Saturday, September 26, 2009

Tetrachoric Correlations | Overview and Resources

What do you do if you want to run a factor analysis on a set of binary variables?
In a nutshell:
It is possible to do a standard exploratory factor analysis on binary variables. By default most programs (e.g., as in SPSS) will use the Pearson correlation as the basis for the factor analysis. Another option is to use tetrachoric correlations. The tetrachoric correlation is an option when it is assumed that there are  latent continuous variables underlying the observed binary variables. The tetrachoric correlation estimates the correlation between the assumed underlying continuous variables.

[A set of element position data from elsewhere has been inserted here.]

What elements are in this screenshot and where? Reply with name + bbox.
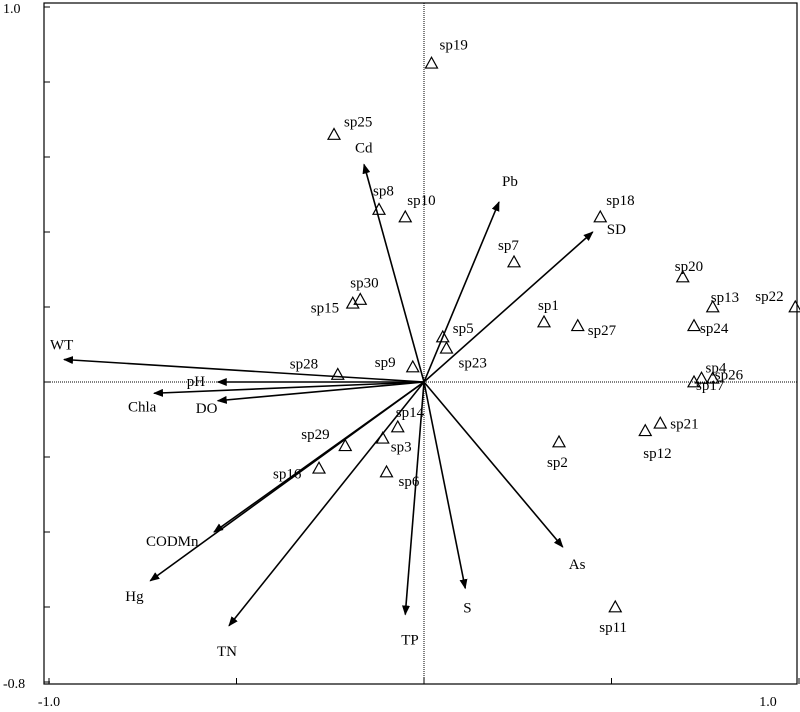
vector-label: Hg [125,589,144,605]
species-label: sp11 [599,620,627,636]
vector-arrow [153,381,425,397]
vector-arrow [423,381,564,548]
species-marker [570,318,585,332]
vector-label: TN [217,644,237,660]
species-label: sp28 [290,357,318,373]
species-marker [353,292,368,305]
species-marker [506,254,522,268]
vector-arrow [423,381,468,590]
species-marker [311,461,327,474]
species-label: sp13 [711,290,739,306]
species-marker [398,209,413,223]
vector-arrow [362,163,425,383]
vector-label: TP [401,633,419,649]
species-label: sp22 [755,289,783,305]
species-label: sp6 [399,474,420,490]
species-marker [705,371,720,384]
species-marker [371,202,387,215]
species-label: sp3 [391,439,412,455]
species-marker [345,296,360,309]
vector-label: CODMn [146,534,199,550]
species-label: sp7 [498,238,519,254]
species-label: sp20 [675,259,703,275]
species-label: sp21 [670,416,698,432]
species-marker [593,209,608,223]
species-label: sp29 [301,427,329,443]
vector-arrow [216,381,425,404]
species-label: sp12 [643,446,671,462]
environment-vectors: WT pH Chla DO Cd Pb SD As S TP TN Hg CODMn [50,141,626,660]
vector-label: S [463,600,471,616]
x-tick-label: 1.0 [759,695,777,710]
species-marker [379,464,394,478]
species-label: sp19 [440,37,468,53]
species-label: sp9 [375,355,396,371]
species-label: sp30 [350,276,378,292]
species-label: sp4 [706,360,727,376]
y-tick-label: 1.0 [3,2,21,17]
species-marker [686,374,702,388]
species-marker [326,127,342,140]
vector-arrow [423,201,500,383]
species-marker [338,438,353,452]
vector-arrow [63,356,425,383]
species-marker [439,341,454,354]
species-label: sp27 [588,323,617,339]
species-label: sp8 [373,184,394,200]
species-marker [375,431,390,444]
vector-label: As [569,557,586,573]
species-label: sp1 [538,298,559,314]
species-label: sp25 [344,115,372,131]
species-label: sp15 [311,300,339,316]
species-marker [405,359,420,373]
species-marker [551,434,567,448]
vector-arrow [228,381,425,627]
species-marker [653,416,668,429]
species-marker [638,423,653,437]
species-marker [705,299,720,313]
species-label: sp18 [606,193,634,209]
species-marker [536,314,552,328]
plot-frame [43,2,798,685]
vector-label: DO [196,401,218,417]
species-marker [330,367,345,380]
species-marker [788,299,800,313]
y-tick-label: -0.8 [3,677,25,692]
vector-arrow [401,381,425,616]
species-label: sp5 [453,321,474,337]
vector-label: Chla [128,399,157,415]
species-label: sp14 [396,405,425,421]
species-label: sp17 [696,378,725,394]
species-marker [435,329,450,343]
species-marker [694,371,709,384]
species-label: sp24 [700,321,729,337]
species-points: sp19 sp25 sp8 sp10 sp18 sp7 sp30 sp15 sp1 sp27 sp2… [273,37,800,636]
species-label: sp16 [273,466,302,482]
species-label: sp10 [407,193,435,209]
species-marker [424,56,439,69]
axis-ticks: 1.0 -0.8 -1.0 1.0 [3,2,800,710]
zero-lines [44,3,797,684]
vector-arrow [423,231,594,383]
species-label: sp2 [547,455,568,471]
vector-label: pH [187,374,206,390]
x-tick-label: -1.0 [38,695,60,710]
species-label: sp26 [715,367,744,383]
vector-arrow [213,381,425,533]
vector-label: WT [50,338,73,354]
species-marker [390,419,405,433]
species-label: sp23 [459,355,487,371]
vector-label: Pb [502,174,518,190]
vector-label: Cd [355,141,373,157]
vector-label: SD [607,222,626,238]
species-marker [608,599,623,613]
species-marker [686,318,702,332]
species-marker [675,269,690,283]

There are however a few reasons not to use tetrachoric correlations:
a) ISSUE: the resulting tetrachoric correlation matrix can be non-positive definite. This means that factor analysis will not compute (see the note here). RESPONSE: Big samples can reduce this problem. There are also ways of smoothing a correlation matrix to make it positive definite.
b) ISSUE: Garson notes that results may vary based on the method of estimation. RESPONSE: Although I have not looked into it much, any attempt to simultaneously estimate the entire correlation matrix sounds to me like a better option than the computationally simpler pair-wise approach.
c) ISSUE: Garson also notes that standard errors that assume a standard Pearson's correlation may be inaccurate. RESPONSE: If you are only concerned about getting an indication of item groupings, then standard errors tend to be less important.

Software options and to learn a little more:
John Uebersax provides the main web resource on tetrachoric correlations. He sets out a good explanation of the theory and lists ways of obtaining these correlations in various software. 
Carol Woods (2002 - Factor Analysis of Scales Composed of Binary Items) also has an article on the topic.

In SPSS:
To run a factor analysis on tetrachoric correlations, you need to:
  1. Calculate the tetrachoric correlations. Lorenzo-Seva and Ferrando (2012) have an article that includes SPSS macros as an online supplement for computing a tetrachoric correlation matrix.
  2. Run a factor analysis using the correlation matrix from step 1. If you're not familiar with how to import a correlation matrix to use with SPSS factor analysis, check this out Z. Zhang's example.
Polychoric correlations
Much of what has been said above also relates to polychoric correlations. This is the option when the observed variables are ordinal (see Ueubersax's site for more info).